Based on the opinions of lawyers and courts, the answer seems to be affirmative. The Court of Appeals in Katowice, in its judgment no. I ACa 644/18, explicitly mentions epidemics as an example of circumstances constituting such a change. Legal essays devoted to thorough analysis of this issue against the background of the current situation also emphasise that we have found ourselves in circumstances modelled on the rebus sic stantibus clause, which may enable courts to redress contractual imbalances that have arisen .
In light of these considerations, the impact of the pandemic on relations between tenants and landlords was also noticed by the Polish legislature, which, for example, regulated the terms of lease agreements for premises in shopping malls with an area of over 2,000 m2 resulting in the introduction of a lockdown covering over 150 days, which clearly confirms the impact the pandemic had on the Polish business and rental market.
Legal protection even before judgment
Tenants affected by the consequences of this change in relations are now entitled to bring an action before the ordinary courts concerning the court's application of the ‘extraordinary change of relations’ clause. As recognised in legal doctrine, the court deciding the consequences of an extraordinary change in relations may also decide to change the obligations of the parties – even before the judgment.
The many years of litigation pending a final judgment do not, however, solve the tenant's current problem of having to pay rent that is disproportionate to their business needs.
The answer to this problem might be the possibility of obtaining injunctive relief – a solution that secures the interests of the plaintiff right here, right now for the duration of the initiated court proceedings (mainly based on article 730 of the Code of Civil Procedure of 17 November 1964 (i.e. Journal of Laws of 2021, item 1805 as amended). Under the Code of Civil Procedure, the motion concerning injunctive relief should be reviewed by the court without delay, no later than within seven days. In practice, this deadline is sometimes not met by the courts, but nevertheless the decisions are usually issued quickly and allow the actual protection of a party's interest for the duration of the court proceedings.
For example, in an order issued on 7 January 2021 (in case no. XX GCo 303/20), the District Court in Warsaw granted injunctive relief to a tenant adversely affected by the post-pandemic reality. According to this injunction, the court partially suspended the tenant’s obligation to pay the rent for the duration of the proceedings. As a result, tenant only has to pay 25% of the contractual rent pending the outcome of the case.

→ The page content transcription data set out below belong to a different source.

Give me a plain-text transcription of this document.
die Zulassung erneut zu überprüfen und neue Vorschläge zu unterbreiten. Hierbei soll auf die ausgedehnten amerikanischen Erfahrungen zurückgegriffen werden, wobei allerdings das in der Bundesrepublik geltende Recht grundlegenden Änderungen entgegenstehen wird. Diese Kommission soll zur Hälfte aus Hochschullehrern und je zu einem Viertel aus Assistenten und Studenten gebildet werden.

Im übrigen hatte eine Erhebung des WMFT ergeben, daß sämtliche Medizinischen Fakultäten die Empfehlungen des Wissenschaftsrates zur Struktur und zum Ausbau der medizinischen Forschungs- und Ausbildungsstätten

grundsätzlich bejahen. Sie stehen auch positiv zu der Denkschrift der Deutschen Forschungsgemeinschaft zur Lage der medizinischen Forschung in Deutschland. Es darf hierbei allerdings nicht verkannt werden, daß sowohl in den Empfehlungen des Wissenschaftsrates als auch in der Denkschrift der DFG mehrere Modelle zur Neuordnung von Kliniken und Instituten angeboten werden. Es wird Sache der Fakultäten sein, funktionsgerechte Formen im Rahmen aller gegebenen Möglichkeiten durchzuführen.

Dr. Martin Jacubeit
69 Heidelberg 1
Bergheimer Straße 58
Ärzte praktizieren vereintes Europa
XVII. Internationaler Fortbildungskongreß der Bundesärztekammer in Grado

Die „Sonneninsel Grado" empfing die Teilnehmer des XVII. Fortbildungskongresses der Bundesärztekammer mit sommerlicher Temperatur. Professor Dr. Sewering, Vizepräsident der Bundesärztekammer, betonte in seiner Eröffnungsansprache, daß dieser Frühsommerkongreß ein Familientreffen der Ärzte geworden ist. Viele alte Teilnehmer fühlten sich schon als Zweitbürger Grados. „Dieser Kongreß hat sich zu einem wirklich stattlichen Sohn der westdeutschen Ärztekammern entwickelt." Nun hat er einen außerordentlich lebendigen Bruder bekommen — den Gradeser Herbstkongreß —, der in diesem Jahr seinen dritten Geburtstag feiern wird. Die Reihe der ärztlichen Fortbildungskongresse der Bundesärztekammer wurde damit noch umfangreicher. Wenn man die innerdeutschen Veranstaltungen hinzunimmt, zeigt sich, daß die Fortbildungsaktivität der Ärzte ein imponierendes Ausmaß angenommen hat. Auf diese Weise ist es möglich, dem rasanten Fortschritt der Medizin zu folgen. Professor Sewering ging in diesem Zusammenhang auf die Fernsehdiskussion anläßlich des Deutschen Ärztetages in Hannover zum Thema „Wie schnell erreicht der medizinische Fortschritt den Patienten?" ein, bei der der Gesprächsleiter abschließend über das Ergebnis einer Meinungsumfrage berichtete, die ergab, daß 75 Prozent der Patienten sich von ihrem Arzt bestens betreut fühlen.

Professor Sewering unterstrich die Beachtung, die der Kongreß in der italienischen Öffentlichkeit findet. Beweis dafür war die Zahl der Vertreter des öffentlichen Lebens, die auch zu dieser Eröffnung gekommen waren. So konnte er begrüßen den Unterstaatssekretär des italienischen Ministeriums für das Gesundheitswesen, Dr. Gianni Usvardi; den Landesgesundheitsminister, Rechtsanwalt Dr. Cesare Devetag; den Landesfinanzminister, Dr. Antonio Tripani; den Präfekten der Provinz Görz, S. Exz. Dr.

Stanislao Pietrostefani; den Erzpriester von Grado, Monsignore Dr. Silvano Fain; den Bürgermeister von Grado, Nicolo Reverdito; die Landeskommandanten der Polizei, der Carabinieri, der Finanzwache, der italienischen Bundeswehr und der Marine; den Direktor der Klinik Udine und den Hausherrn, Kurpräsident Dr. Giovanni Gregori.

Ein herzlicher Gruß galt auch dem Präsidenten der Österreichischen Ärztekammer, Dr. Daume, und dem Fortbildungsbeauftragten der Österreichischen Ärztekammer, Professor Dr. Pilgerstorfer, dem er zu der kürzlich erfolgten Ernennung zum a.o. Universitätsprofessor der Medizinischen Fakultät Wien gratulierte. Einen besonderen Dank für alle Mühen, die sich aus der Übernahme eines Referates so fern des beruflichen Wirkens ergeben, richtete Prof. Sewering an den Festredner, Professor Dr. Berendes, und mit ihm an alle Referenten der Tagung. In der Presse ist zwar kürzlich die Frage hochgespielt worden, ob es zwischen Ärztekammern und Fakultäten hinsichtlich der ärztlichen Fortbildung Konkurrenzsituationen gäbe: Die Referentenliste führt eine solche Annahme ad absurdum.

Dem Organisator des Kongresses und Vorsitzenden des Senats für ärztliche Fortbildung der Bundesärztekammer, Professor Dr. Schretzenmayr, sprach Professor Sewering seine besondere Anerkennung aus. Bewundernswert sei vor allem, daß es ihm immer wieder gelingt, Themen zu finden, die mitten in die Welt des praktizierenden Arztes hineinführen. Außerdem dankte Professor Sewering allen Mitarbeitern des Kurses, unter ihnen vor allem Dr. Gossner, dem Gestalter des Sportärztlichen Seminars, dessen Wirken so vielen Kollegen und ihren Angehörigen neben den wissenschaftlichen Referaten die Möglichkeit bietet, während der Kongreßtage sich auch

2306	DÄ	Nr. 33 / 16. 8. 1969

The fight is just beginning
During our research concerning this issue, we have reached out the District Court in Warsaw, which has jurisdiction over many key office and shopping hubs and thus also handles disputes between tenants and landlords. We have been informed that, between 1 June 2020 and 13 January 2022,1,641 decisions regarding injunctive relief has been issued. And since 1 June 2020, there are around 200 active cases coded with the number 659, which stands for disputes concerning the determination of the existence or non-existence of a legal relationship or right between business entities. This clearly indicates the high interest in the legal possibilities of shaping or changing legal relations. Given the statute of limitations for tenants’ claims in this respect, future uncertainty concerning the pandemic, and dynamic changes of employee habits and employer needs, it is highly probable that the question of tenant claims vis a vis landlords will only become more pressing.